Rodney: I think we need multiple education approaches and not put everything in the same bucket. I see this in Australia—”What’s your bachelor’s degree?” “I’m doing a bachelor’s degree in tourism management.” That’s not an intellectual pursuit, that’s job training, and we should make that distinction. The German system has had this for a long time—job training being a very big part of their education, but it’s not the same as their elite universities.

[ Brooks is right in pointing out that we are busy propping up an education system that creates work for an industrial and industrial-version of digital economies. Germans (and many other parts of the world) have this idea of diplomas in specialized trade skills, which is exactly how we are going to be thinking about in the future, because the idea of work, augmented by digitized automation, both robotic and software, will need to evolve. As such, we need to really rethink the entire map of employment and fine-tune “collegial output” in terms of jobs needed to be done in tandem with the emergence of rapid computerized automation. The United States is still trying to use the same template of education that it has for decades. –OM ]

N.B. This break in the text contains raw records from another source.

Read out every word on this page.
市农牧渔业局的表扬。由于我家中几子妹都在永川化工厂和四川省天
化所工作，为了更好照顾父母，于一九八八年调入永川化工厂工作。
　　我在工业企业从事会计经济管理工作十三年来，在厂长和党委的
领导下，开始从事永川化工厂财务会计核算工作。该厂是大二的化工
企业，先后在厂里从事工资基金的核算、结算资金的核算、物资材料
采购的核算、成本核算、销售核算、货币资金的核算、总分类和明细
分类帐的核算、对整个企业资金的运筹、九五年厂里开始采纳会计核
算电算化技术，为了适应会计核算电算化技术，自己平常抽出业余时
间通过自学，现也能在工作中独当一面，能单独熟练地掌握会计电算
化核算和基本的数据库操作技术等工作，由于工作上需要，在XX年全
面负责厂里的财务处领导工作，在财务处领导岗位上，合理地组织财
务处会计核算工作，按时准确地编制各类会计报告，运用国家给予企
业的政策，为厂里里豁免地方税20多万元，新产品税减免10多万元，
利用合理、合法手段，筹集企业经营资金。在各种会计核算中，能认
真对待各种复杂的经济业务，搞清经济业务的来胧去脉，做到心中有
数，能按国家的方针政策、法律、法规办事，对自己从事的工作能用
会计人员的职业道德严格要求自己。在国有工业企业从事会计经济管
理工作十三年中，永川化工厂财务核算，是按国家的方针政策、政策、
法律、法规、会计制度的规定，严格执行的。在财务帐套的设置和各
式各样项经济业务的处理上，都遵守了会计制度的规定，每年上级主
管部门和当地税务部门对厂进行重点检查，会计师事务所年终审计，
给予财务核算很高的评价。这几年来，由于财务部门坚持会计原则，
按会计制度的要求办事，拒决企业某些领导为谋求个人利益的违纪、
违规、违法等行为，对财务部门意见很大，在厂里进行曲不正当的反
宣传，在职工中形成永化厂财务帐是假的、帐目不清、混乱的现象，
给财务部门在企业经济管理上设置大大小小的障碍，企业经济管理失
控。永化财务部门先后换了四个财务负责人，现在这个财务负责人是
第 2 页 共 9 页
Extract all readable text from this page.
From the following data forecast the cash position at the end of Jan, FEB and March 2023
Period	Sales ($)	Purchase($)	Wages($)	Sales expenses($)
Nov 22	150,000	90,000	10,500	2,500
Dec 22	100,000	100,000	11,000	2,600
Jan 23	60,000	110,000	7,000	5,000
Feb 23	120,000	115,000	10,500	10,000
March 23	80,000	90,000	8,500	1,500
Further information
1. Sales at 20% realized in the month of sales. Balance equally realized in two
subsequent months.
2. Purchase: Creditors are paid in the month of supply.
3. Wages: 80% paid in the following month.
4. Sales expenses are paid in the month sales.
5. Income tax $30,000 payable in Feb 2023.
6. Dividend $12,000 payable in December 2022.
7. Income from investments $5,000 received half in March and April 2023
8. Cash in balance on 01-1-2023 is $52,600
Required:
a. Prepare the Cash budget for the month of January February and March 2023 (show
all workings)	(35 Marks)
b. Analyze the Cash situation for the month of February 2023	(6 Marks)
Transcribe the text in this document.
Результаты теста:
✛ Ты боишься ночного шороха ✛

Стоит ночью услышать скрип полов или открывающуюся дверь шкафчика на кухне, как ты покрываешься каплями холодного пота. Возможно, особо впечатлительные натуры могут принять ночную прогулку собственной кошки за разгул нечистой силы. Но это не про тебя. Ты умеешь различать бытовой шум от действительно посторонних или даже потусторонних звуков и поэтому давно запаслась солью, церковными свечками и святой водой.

When Elon Musk decided he wanted to put stuff into orbit, he didn’t say, “I’ll write a Python script, and that will get stuff into orbit.” He had to figure out how to burn fuel efficiently, worry about mass, liquid flows, high temperatures, because you can write as big a program as you want, it’s not going to get stuff into orbit. Computation is not the stuff you need to physically move things.

I started manufacturing in China in the late ’90s. Just last week, my company put out a press release that Foxconn is going to build our robots at scale. They’re based in Taiwan, but it’s undeniable—if you want to do something at scale, that’s how you have to do it.

But let’s look ahead to this century. Fifty years from now, all the innovation is going to be happening in Nigeria. They’re going to be such a big part of the world population, and they’re going to have so many problems they have to deal with, and they will deal with them. Nigeria is going to be the center of the technological universe by the end of this century. (Just as China and its large population, and its need to solve its problems made it into an economic powerhouse, Brooks believes the sheer size of Nigeria is going to make it an economic and technological epicenter.–Ed)

Rodney: I was at a Brown University commencement giving a talk. And we were bemoaning the loss of US manufacturing. I asked the parents of the about to be Brown graduates—do who wants your kids to work in a factory? Oh no, not us! The poor people need the jobs, not my child. Who aspires that their kid is going to work at the sewage company? This bemoaning of manufacturing being lost is a little duplicitous—it’s not for us, it’s for the poor people.